John Garvey, president of The Catholic University of America in Washington, D.C., wrote an op-ed piece for The Wall Street Journal this week. In it, he announced that starting next year, all freshmen at his school would live in single-sex dormitories. The following year it will be all sophomores and freshmen, and so on until there are only single-sex dorms at Catholic U.
While the news isn't worthy of national headlines, it is noteworthy nonetheless. Garvey calls the decision "countercultural," and sadly, it is. He writes that over 90 percent of housing on college campuses is now coed.
Garvey cites studies that point to a link between coed dorms and the two primary scourges of college life: binge-drinking and hooking up. According to Christopher Kaczor at Loyola Marymount, 41.5 percent of students in coed dorms report weekly binge-drinking compared to 17.6 percent for those in single-sex dorms. Students in coed housing (55.7 percent) are much more likely to have had a sexual partner in the last year than those in single-sex dorms (36.8 percent).

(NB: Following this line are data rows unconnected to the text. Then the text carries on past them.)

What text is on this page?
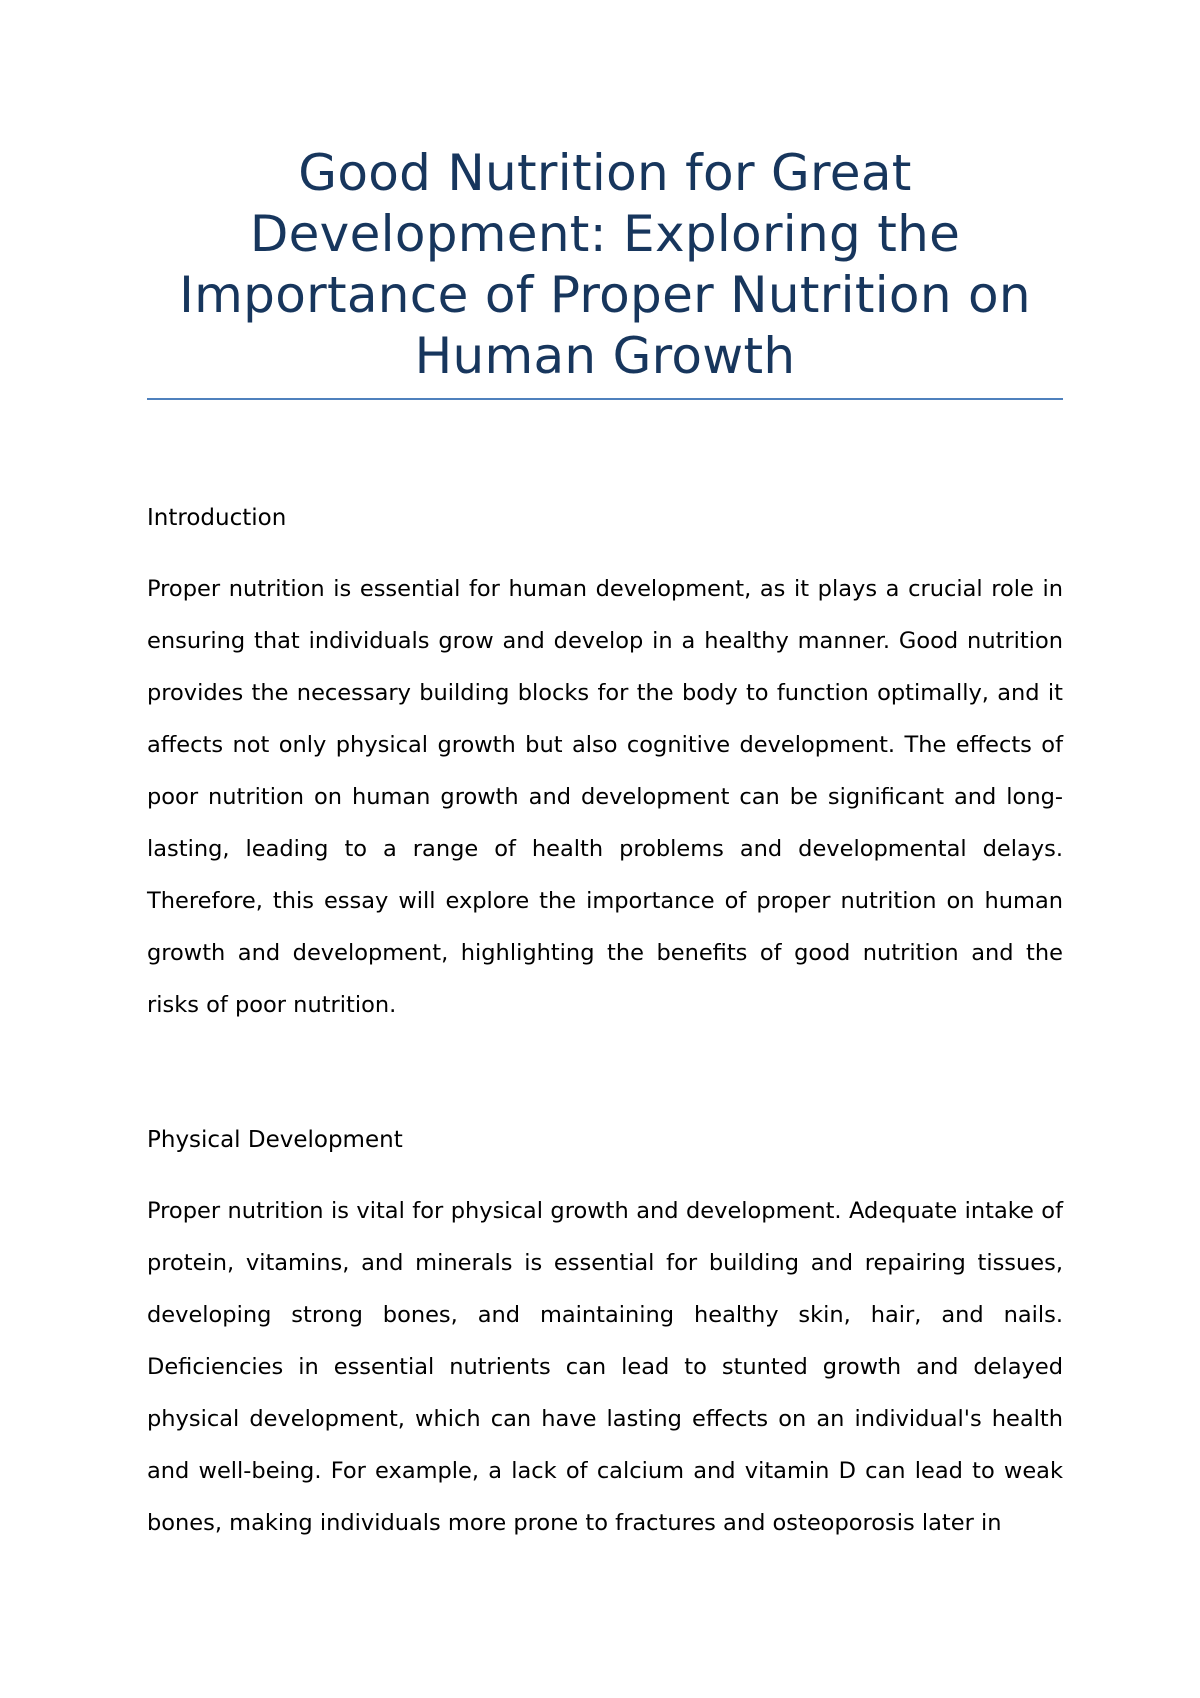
Good Nutrition for Great Development: Exploring the Importance of Proper Nutrition on Human Growth
Introduction

Proper nutrition is essential for human development, as it plays a crucial role in ensuring that individuals grow and develop in a healthy manner. Good nutrition provides the necessary building blocks for the body to function optimally, and it affects not only physical growth but also cognitive development. The effects of poor nutrition on human growth and development can be significant and long-lasting, leading to a range of health problems and developmental delays. Therefore, this essay will explore the importance of proper nutrition on human growth and development, highlighting the benefits of good nutrition and the risks of poor nutrition.

Physical Development

Proper nutrition is vital for physical growth and development. Adequate intake of protein, vitamins, and minerals is essential for building and repairing tissues, developing strong bones, and maintaining healthy skin, hair, and nails. Deficiencies in essential nutrients can lead to stunted growth and delayed physical development, which can have lasting effects on an individual's health and well-being. For example, a lack of calcium and vitamin D can lead to weak bones, making individuals more prone to fractures and osteoporosis later in
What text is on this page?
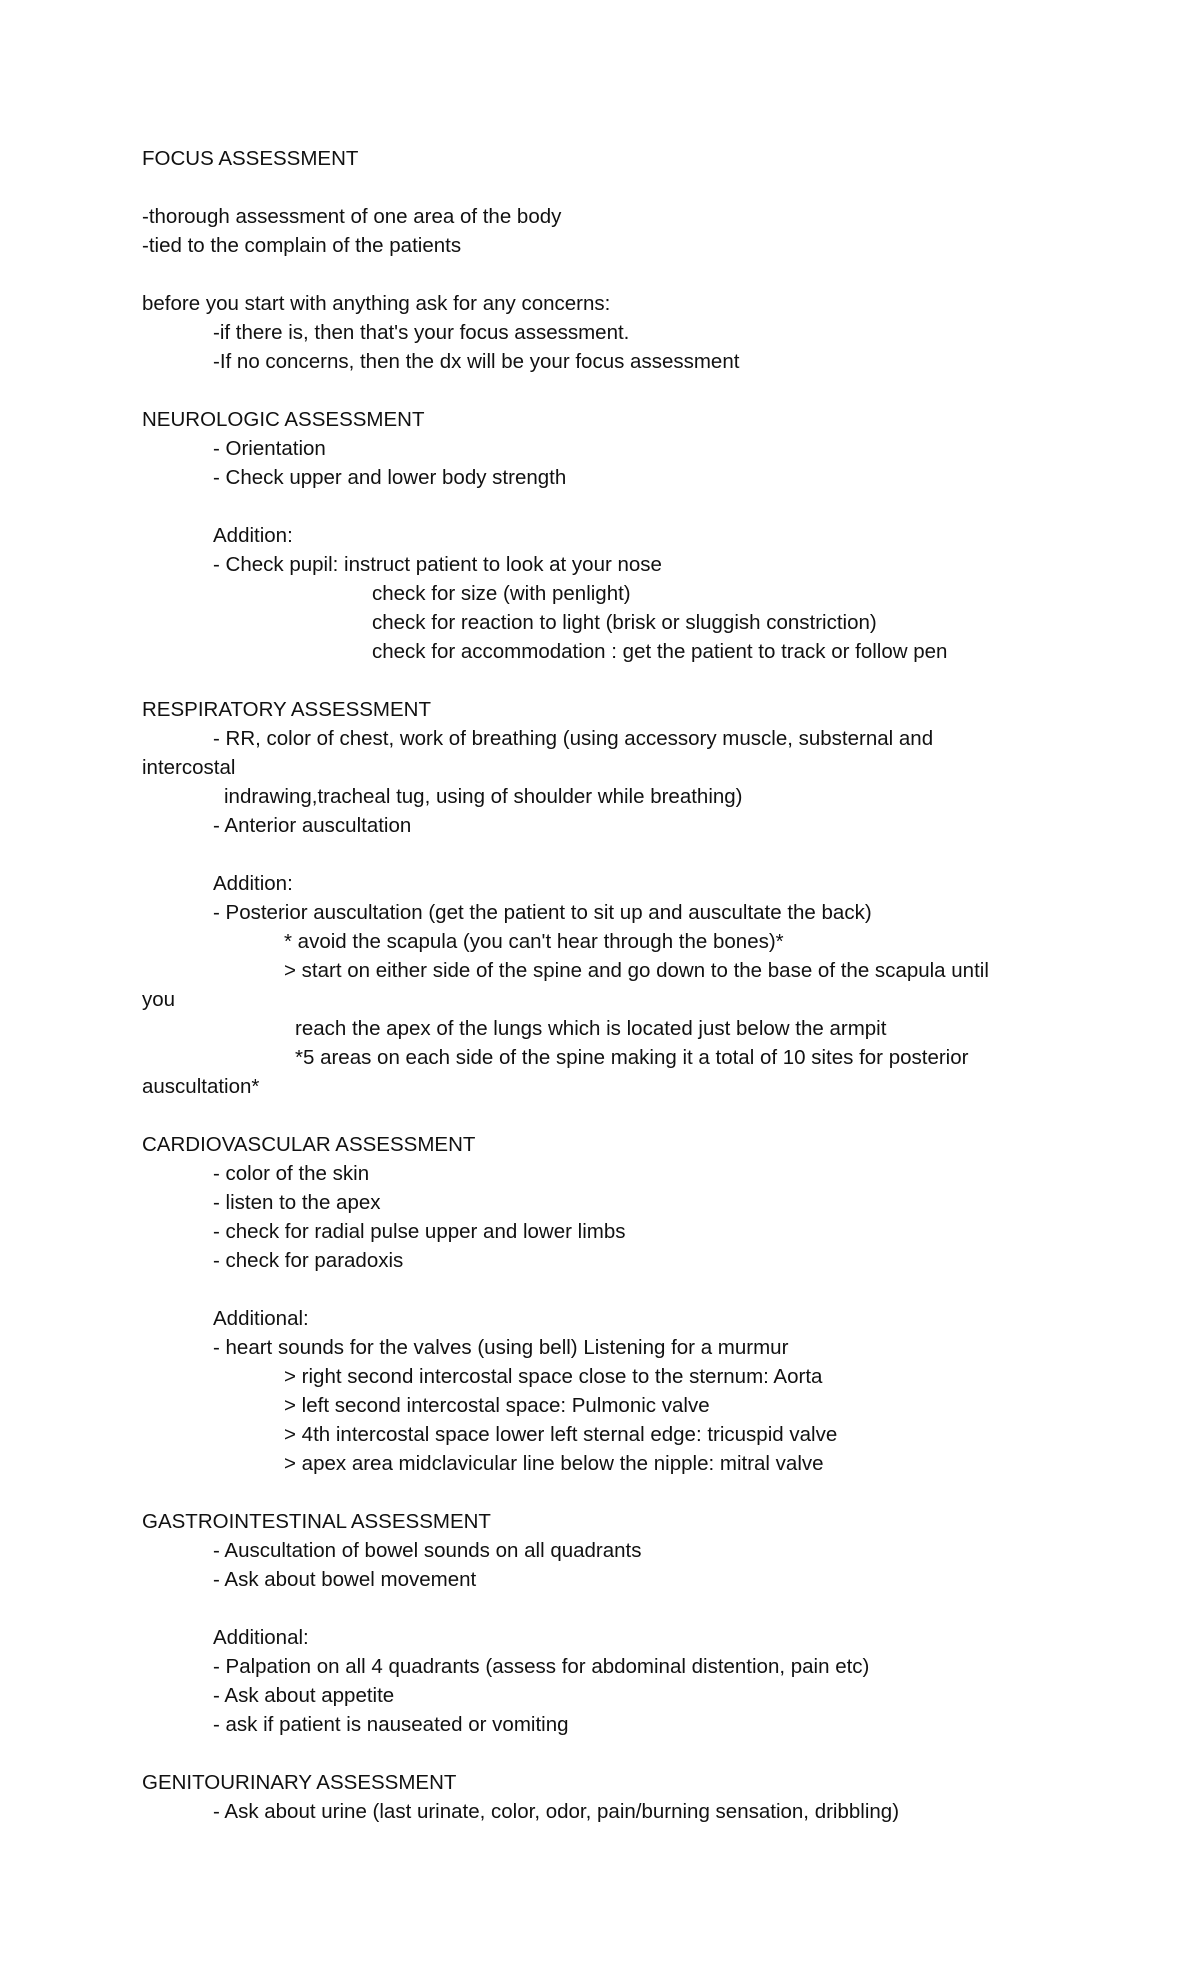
FOCUS ASSESSMENT

-thorough assessment of one area of the body

-tied to the complain of the patients

before you start with anything ask for any concerns:

-if there is, then that's your focus assessment.

-If no concerns, then the dx will be your focus assessment

NEUROLOGIC ASSESSMENT

- Orientation

- Check upper and lower body strength

Addition:

- Check pupil: instruct patient to look at your nose

check for size (with penlight)

check for reaction to light (brisk or sluggish constriction)

check for accommodation : get the patient to track or follow pen

RESPIRATORY ASSESSMENT

- RR, color of chest, work of breathing (using accessory muscle, substernal and

intercostal

indrawing,tracheal tug, using of shoulder while breathing)

- Anterior auscultation

Addition:

- Posterior auscultation (get the patient to sit up and auscultate the back)

* avoid the scapula (you can't hear through the bones)*

> start on either side of the spine and go down to the base of the scapula until

you

reach the apex of the lungs which is located just below the armpit

*5 areas on each side of the spine making it a total of 10 sites for posterior

auscultation*

CARDIOVASCULAR ASSESSMENT

- color of the skin

- listen to the apex

- check for radial pulse upper and lower limbs

- check for paradoxis

Additional:

- heart sounds for the valves (using bell) Listening for a murmur

> right second intercostal space close to the sternum: Aorta

> left second intercostal space: Pulmonic valve

> 4th intercostal space lower left sternal edge: tricuspid valve

> apex area midclavicular line below the nipple: mitral valve

GASTROINTESTINAL ASSESSMENT

- Auscultation of bowel sounds on all quadrants

- Ask about bowel movement

Additional:

- Palpation on all 4 quadrants (assess for abdominal distention, pain etc)

- Ask about appetite

- ask if patient is nauseated or vomiting

GENITOURINARY ASSESSMENT

- Ask about urine (last urinate, color, odor, pain/burning sensation, dribbling)
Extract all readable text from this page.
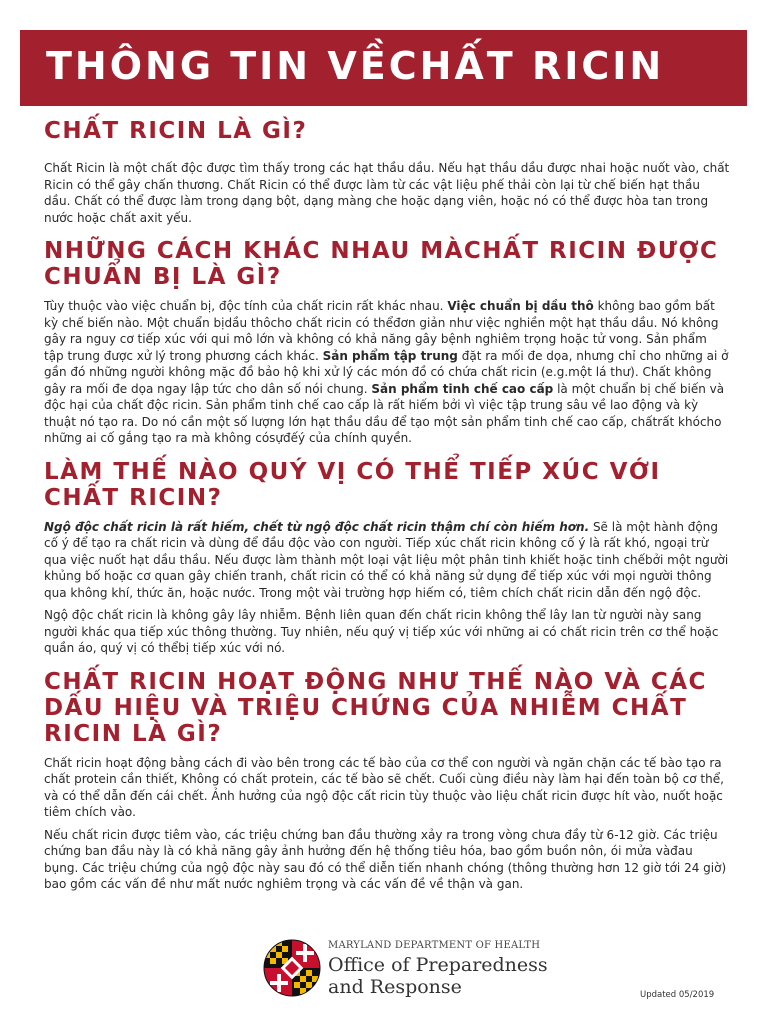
THÔNG TIN VỀCHẤT RICIN
CHẤT RICIN LÀ GÌ?

Chất Ricin là một chất độc được tìm thấy trong các hạt thầu dầu. Nếu hạt thầu dầu được nhai hoặc nuốt vào, chất Ricin có thể gây chấn thương. Chất Ricin có thể được làm từ các vật liệu phế thải còn lại từ chế biến hạt thầu dầu. Chất có thể được làm trong dạng bột, dạng màng che hoặc dạng viên, hoặc nó có thể được hòa tan trong nước hoặc chất axit yếu.

NHỮNG CÁCH KHÁC NHAU MÀCHẤT RICIN ĐƯỢC CHUẨN BỊ LÀ GÌ?

Tùy thuộc vào việc chuẩn bị, độc tính của chất ricin rất khác nhau. Việc chuẩn bị dầu thô không bao gồm bất kỳ chế biến nào. Một chuẩn bịdầu thôcho chất ricin có thểđơn giản như việc nghiền một hạt thầu dầu. Nó không gây ra nguy cơ tiếp xúc với qui mô lớn và không có khả năng gây bệnh nghiêm trọng hoặc tử vong. Sản phẩm tập trung được xử lý trong phương cách khác. Sản phẩm tập trung đặt ra mối đe dọa, nhưng chỉ cho những ai ở gần đó những người không mặc đồ bảo hộ khi xử lý các món đồ có chứa chất ricin (e.g.một lá thư). Chất không gây ra mối đe dọa ngay lập tức cho dân số nói chung. Sản phẩm tinh chế cao cấp là một chuẩn bị chế biến và độc hại của chất độc ricin. Sản phẩm tinh chế cao cấp là rất hiếm bởi vì việc tập trung sâu về lao động và kỳ thuật nó tạo ra. Do nó cần một số lượng lớn hạt thầu dầu để tạo một sản phẩm tinh chế cao cấp, chấtrất khócho những ai cố gắng tạo ra mà không cósựđếý của chính quyền.

LÀM THẾ NÀO QUÝ VỊ CÓ THỂ TIẾP XÚC VỚI CHẤT RICIN?

Ngộ độc chất ricin là rất hiếm, chết từ ngộ độc chất ricin thậm chí còn hiếm hơn. Sẽ là một hành động cố ý để tạo ra chất ricin và dùng để đầu độc vào con người. Tiếp xúc chất ricin không cố ý là rất khó, ngoại trừ qua việc nuốt hạt dầu thầu. Nếu được làm thành một loại vật liệu một phân tinh khiết hoặc tinh chếbởi một người khủng bố hoặc cơ quan gây chiến tranh, chất ricin có thể có khả năng sử dụng để tiếp xúc với mọi người thông qua không khí, thức ăn, hoặc nước. Trong một vài trường hợp hiếm có, tiêm chích chất ricin dẫn đến ngộ độc.

Ngộ độc chất ricin là không gây lây nhiễm. Bệnh liên quan đến chất ricin không thể lây lan từ người này sang người khác qua tiếp xúc thông thường. Tuy nhiên, nếu quý vị tiếp xúc với những ai có chất ricin trên cơ thể hoặc quần áo, quý vị có thểbị tiếp xúc với nó.

CHẤT RICIN HOẠT ĐỘNG NHƯ THẾ NÀO VÀ CÁC DẤU HIỆU VÀ TRIỆU CHỨNG CỦA NHIỄM CHẤT RICIN LÀ GÌ?

Chất ricin hoạt động bằng cách đi vào bên trong các tế bào của cơ thể con người và ngăn chặn các tế bào tạo ra chất protein cần thiết, Không có chất protein, các tế bào sẽ chết. Cuối cùng điều này làm hại đến toàn bộ cơ thể, và có thể dẫn đến cái chết. Ảnh hưởng của ngộ độc cất ricin tùy thuộc vào liệu chất ricin được hít vào, nuốt hoặc tiêm chích vào.

Nếu chất ricin được tiêm vào, các triệu chứng ban đầu thường xảy ra trong vòng chưa đầy từ 6-12 giờ. Các triệu chứng ban đầu này là có khả năng gây ảnh hưởng đến hệ thống tiêu hóa, bao gồm buồn nôn, ói mửa vàđau bụng. Các triệu chứng của ngộ độc này sau đó có thể diễn tiến nhanh chóng (thông thường hơn 12 giờ tới 24 giờ) bao gồm các vấn đề như mất nước nghiêm trọng và các vấn đề về thận và gan.

MARYLAND DEPARTMENT OF HEALTH
Office of Preparedness
and Response	Updated 05/2019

Garvey calls his plan to return to single-sex housing "a slightly old-fashioned remedy" for these problems.
Author Judith Reisman, perhaps the foremost expert on "sexologist" Alfred Kinsey's flawed and phony "research," has written a book titled Sexual Sabotage: How One Mad Scientist Unleashed a Plague of Corruption and Contagion on America. In it she details how Kinsey's ideas-that children are sexual beings from birth, that early sexuality should be encouraged, and that sexuality should be divorced from morality-took hold and transformed America. Kinsey is responsible for starting and spreading the insidious notion that sexual appetites should not be restrained (borne of his own perversions), and that to do so is "old-fashioned."
Before Kinsey and the sexual revolution of the 1960s, coed dorms would have been unthinkable, for good (and obvious) reasons.
I applaud President Garvey and Catholic University for taking a step in the right direction on an issue that's not even considered an issue anymore. Let's hope other colleges and universities follow suit.